Planets spin. Stars spin. Galaxies spin. Why not the universe?
British radio astronomer Paul Birch says he now has evidence to suggest the cosmos as a whole is indeed rotating.
If true, this would have what Birch calls ''drastic cosmological consequences'' for theories of the nature and destiny of the universe.
Underlying most such theories is the widely held assumption that, on a sufficiently large scale, the universe has no preferred position or direction. It would appear fairly much the same from whatever point in space you happened to view it and in whatever direction you looked.
This assumption is called the cosmological principle.
Equally fundamental is an assumption called Mach's principle. This holds that the motion of a particle has meaning only in relation to the rest of the matter in the universe.
Birch says that the rotation of the universe as a whole, which his findings imply, would be incompatible with both of these ''principles.''
The University of Manchester scientist outlined his data in Nature this past summer. They concern a sampling of double radio sources - that is, objects with two sources emitting radio noise. Such objects generally have an elongated shape.
Birch measured both the orientation of these objects with respect to a standard direction and the orientation of their magnetic fields.
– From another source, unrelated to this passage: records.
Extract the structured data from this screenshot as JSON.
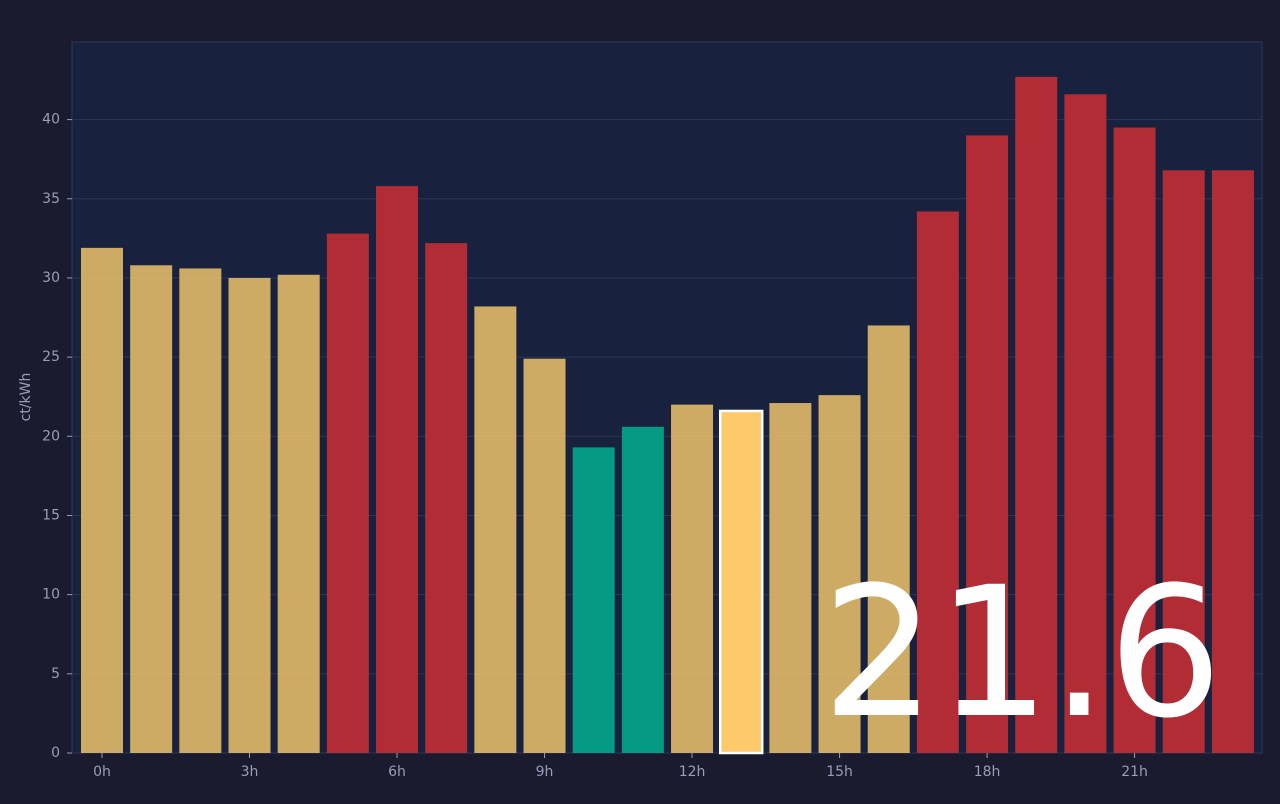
{
  "chart_data": {
    "type": "bar",
    "y_label": "ct/kWh",
    "categories": [
      "0h",
      null,
      null,
      "3h",
      null,
      null,
      "6h",
      null,
      null,
      "9h",
      null,
      null,
      "12h",
      null,
      null,
      "15h",
      null,
      null,
      "18h",
      null,
      null,
      "21h",
      null,
      null
    ],
    "values": [
      31.9,
      30.8,
      30.6,
      30.0,
      30.2,
      32.8,
      35.8,
      32.2,
      28.2,
      24.9,
      19.3,
      20.6,
      22.0,
      21.6,
      22.1,
      22.6,
      27.0,
      34.2,
      39.0,
      42.7,
      41.6,
      39.5,
      36.8,
      36.8
    ],
    "colors": [
      "#d8b366",
      "#d8b366",
      "#d8b366",
      "#d8b366",
      "#d8b366",
      "#b92d34",
      "#b92d34",
      "#b92d34",
      "#d8b366",
      "#d8b366",
      "#04a187",
      "#04a187",
      "#d8b366",
      "#fdc96b",
      "#d8b366",
      "#d8b366",
      "#d8b366",
      "#b92d34",
      "#b92d34",
      "#b92d34",
      "#b92d34",
      "#b92d34",
      "#b92d34",
      "#b92d34"
    ],
    "highlight": 13,
    "ylim": [
      0,
      44.9
    ],
    "yticks": [
      0,
      5,
      10,
      15,
      20,
      25,
      30,
      35,
      40
    ],
    "grid": true
  }
}
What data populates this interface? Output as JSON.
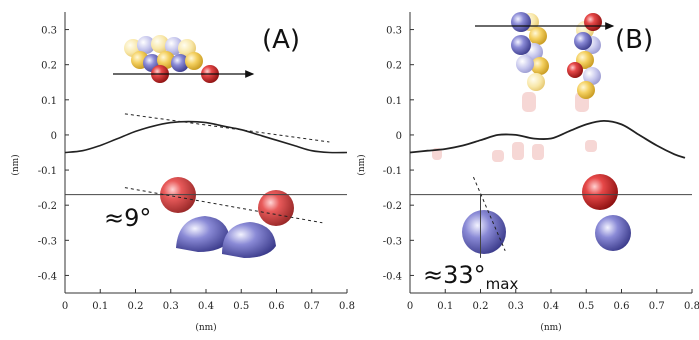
{
  "chart_data": [
    {
      "type": "line",
      "panel_label": "(A)",
      "xlabel": "(nm)",
      "ylabel": "(nm)",
      "xlim": [
        0,
        0.8
      ],
      "ylim": [
        -0.45,
        0.35
      ],
      "x_ticks": [
        "0",
        "0.1",
        "0.2",
        "0.3",
        "0.4",
        "0.5",
        "0.6",
        "0.7",
        "0.8"
      ],
      "y_ticks": [
        "-0.4",
        "-0.3",
        "-0.2",
        "-0.1",
        "0",
        "0.1",
        "0.2",
        "0.3"
      ],
      "series": [
        {
          "x": [
            0,
            0.05,
            0.1,
            0.15,
            0.2,
            0.25,
            0.3,
            0.35,
            0.4,
            0.45,
            0.5,
            0.55,
            0.6,
            0.65,
            0.7,
            0.75,
            0.8
          ],
          "y": [
            -0.05,
            -0.045,
            -0.03,
            -0.01,
            0.01,
            0.025,
            0.035,
            0.038,
            0.035,
            0.025,
            0.015,
            0.0,
            -0.015,
            -0.03,
            -0.045,
            -0.05,
            -0.05
          ]
        }
      ],
      "reference_line_y": -0.17,
      "dashed_lines": [
        {
          "x": [
            0.17,
            0.75
          ],
          "y": [
            0.06,
            -0.02
          ]
        },
        {
          "x": [
            0.17,
            0.73
          ],
          "y": [
            -0.15,
            -0.25
          ]
        }
      ],
      "annotations": [
        {
          "text": "≈9°",
          "x": 0.05,
          "y": -0.23
        }
      ]
    },
    {
      "type": "line",
      "panel_label": "(B)",
      "xlabel": "(nm)",
      "ylabel": "(nm)",
      "xlim": [
        0,
        0.8
      ],
      "ylim": [
        -0.45,
        0.35
      ],
      "x_ticks": [
        "0",
        "0.1",
        "0.2",
        "0.3",
        "0.4",
        "0.5",
        "0.6",
        "0.7",
        "0.8"
      ],
      "y_ticks": [
        "-0.4",
        "-0.3",
        "-0.2",
        "-0.1",
        "0",
        "0.1",
        "0.2",
        "0.3"
      ],
      "series": [
        {
          "x": [
            0,
            0.05,
            0.1,
            0.15,
            0.2,
            0.25,
            0.3,
            0.35,
            0.4,
            0.45,
            0.5,
            0.55,
            0.6,
            0.65,
            0.7,
            0.75,
            0.78
          ],
          "y": [
            -0.05,
            -0.045,
            -0.04,
            -0.03,
            -0.015,
            0.0,
            0.0,
            -0.01,
            -0.01,
            0.01,
            0.03,
            0.04,
            0.03,
            0.0,
            -0.03,
            -0.055,
            -0.065
          ]
        }
      ],
      "reference_line_y": -0.17,
      "dashed_lines": [
        {
          "x": [
            0.18,
            0.27
          ],
          "y": [
            -0.12,
            -0.33
          ]
        }
      ],
      "annotations": [
        {
          "text": "≈33°",
          "sub": "max",
          "x": 0.05,
          "y": -0.38
        }
      ]
    }
  ],
  "colors": {
    "oxygen": "#d42a2a",
    "carbon": "#6f6fc4",
    "sulfur": "#f2c94c",
    "ghost": "#f0b7b4",
    "curve": "#222222",
    "axis": "#333333"
  }
}
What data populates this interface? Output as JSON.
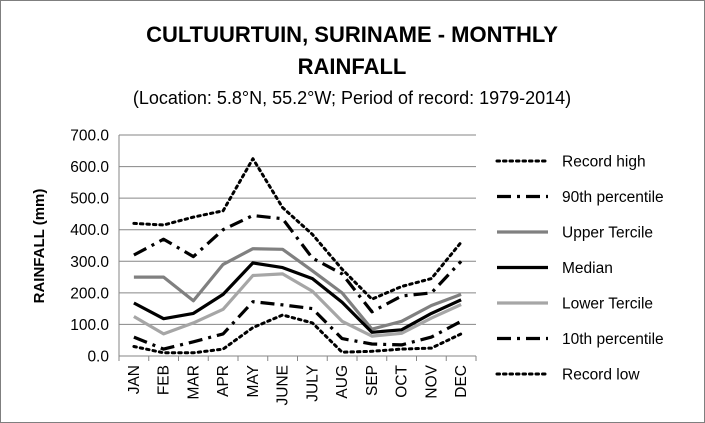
{
  "chart_data": {
    "type": "line",
    "title_line1": "CULTUURTUIN, SURINAME - MONTHLY",
    "title_line2": "RAINFALL",
    "subtitle": "(Location: 5.8°N, 55.2°W; Period of record: 1979-2014)",
    "xlabel": "",
    "ylabel": "RAINFALL (mm)",
    "ylim": [
      0,
      700
    ],
    "yticks": [
      "0.0",
      "100.0",
      "200.0",
      "300.0",
      "400.0",
      "500.0",
      "600.0",
      "700.0"
    ],
    "categories": [
      "JAN",
      "FEB",
      "MAR",
      "APR",
      "MAY",
      "JUNE",
      "JULY",
      "AUG",
      "SEP",
      "OCT",
      "NOV",
      "DEC"
    ],
    "grid": "horizontal",
    "legend_position": "right",
    "series": [
      {
        "name": "Record high",
        "color": "#000000",
        "style": "dotted",
        "values": [
          420,
          415,
          440,
          460,
          625,
          470,
          385,
          275,
          180,
          220,
          245,
          360
        ]
      },
      {
        "name": "90th percentile",
        "color": "#000000",
        "style": "dashdot",
        "values": [
          320,
          370,
          315,
          400,
          445,
          435,
          310,
          260,
          140,
          190,
          200,
          300
        ]
      },
      {
        "name": "Upper Tercile",
        "color": "#808080",
        "style": "solid",
        "values": [
          250,
          250,
          175,
          290,
          340,
          338,
          270,
          200,
          85,
          110,
          160,
          195
        ]
      },
      {
        "name": "Median",
        "color": "#000000",
        "style": "solid",
        "values": [
          168,
          118,
          135,
          195,
          295,
          280,
          245,
          170,
          75,
          83,
          135,
          178
        ]
      },
      {
        "name": "Lower Tercile",
        "color": "#a6a6a6",
        "style": "solid",
        "values": [
          125,
          70,
          105,
          148,
          255,
          260,
          205,
          110,
          63,
          72,
          120,
          163
        ]
      },
      {
        "name": "10th percentile",
        "color": "#000000",
        "style": "dashdot",
        "values": [
          60,
          22,
          45,
          70,
          172,
          162,
          150,
          55,
          38,
          35,
          60,
          110
        ]
      },
      {
        "name": "Record low",
        "color": "#000000",
        "style": "dotted",
        "values": [
          30,
          10,
          10,
          22,
          90,
          130,
          105,
          12,
          15,
          22,
          25,
          70
        ]
      }
    ]
  }
}
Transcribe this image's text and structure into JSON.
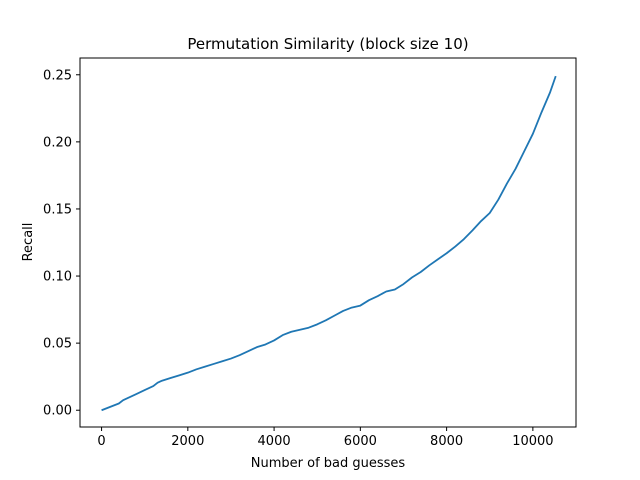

He expected that the angles between the directions of the objects and the directions of the magnetic fields would be more or less randomly distributed around the sky. Instead, he found them to be highly organized. They are generally positive in one half of the sky and negative in the other half.
In other words, the radio sources seem to be systematically oriented. After considering various alternatives, Birch has concluded that ''such a phenomenon can only have a physical explanation on a cosmic scale; an attractive theory is that . . . the Universe is rotating.'' This would mean that the radio sources were aligned with this overall cosmic rotation.
It would be a spin rate of one complete rotation in about 63,000 billion years. That's a rather slow waltz. But it's fast enough to shake the foundations of many cosmological theories.
John Barrow of the University of Sussex has noted that the spin appears to rule out all the standard models of the cosmos in which the current expansion of the universe would eventually reverse itself, causing the universe to collapse. Instead, the spin may imply that the universe will go on expanding forever.
Cosmologists will not be especially dismayed if Birch's suggestion turns out to be true. Many have developed models of the cosmos that do not depend on Mach's principle and the cosmological principle.
Thus the discovery of the waltzing universe may be a welcome stimulus to creative thinking about the nature of the cosmos in which we live.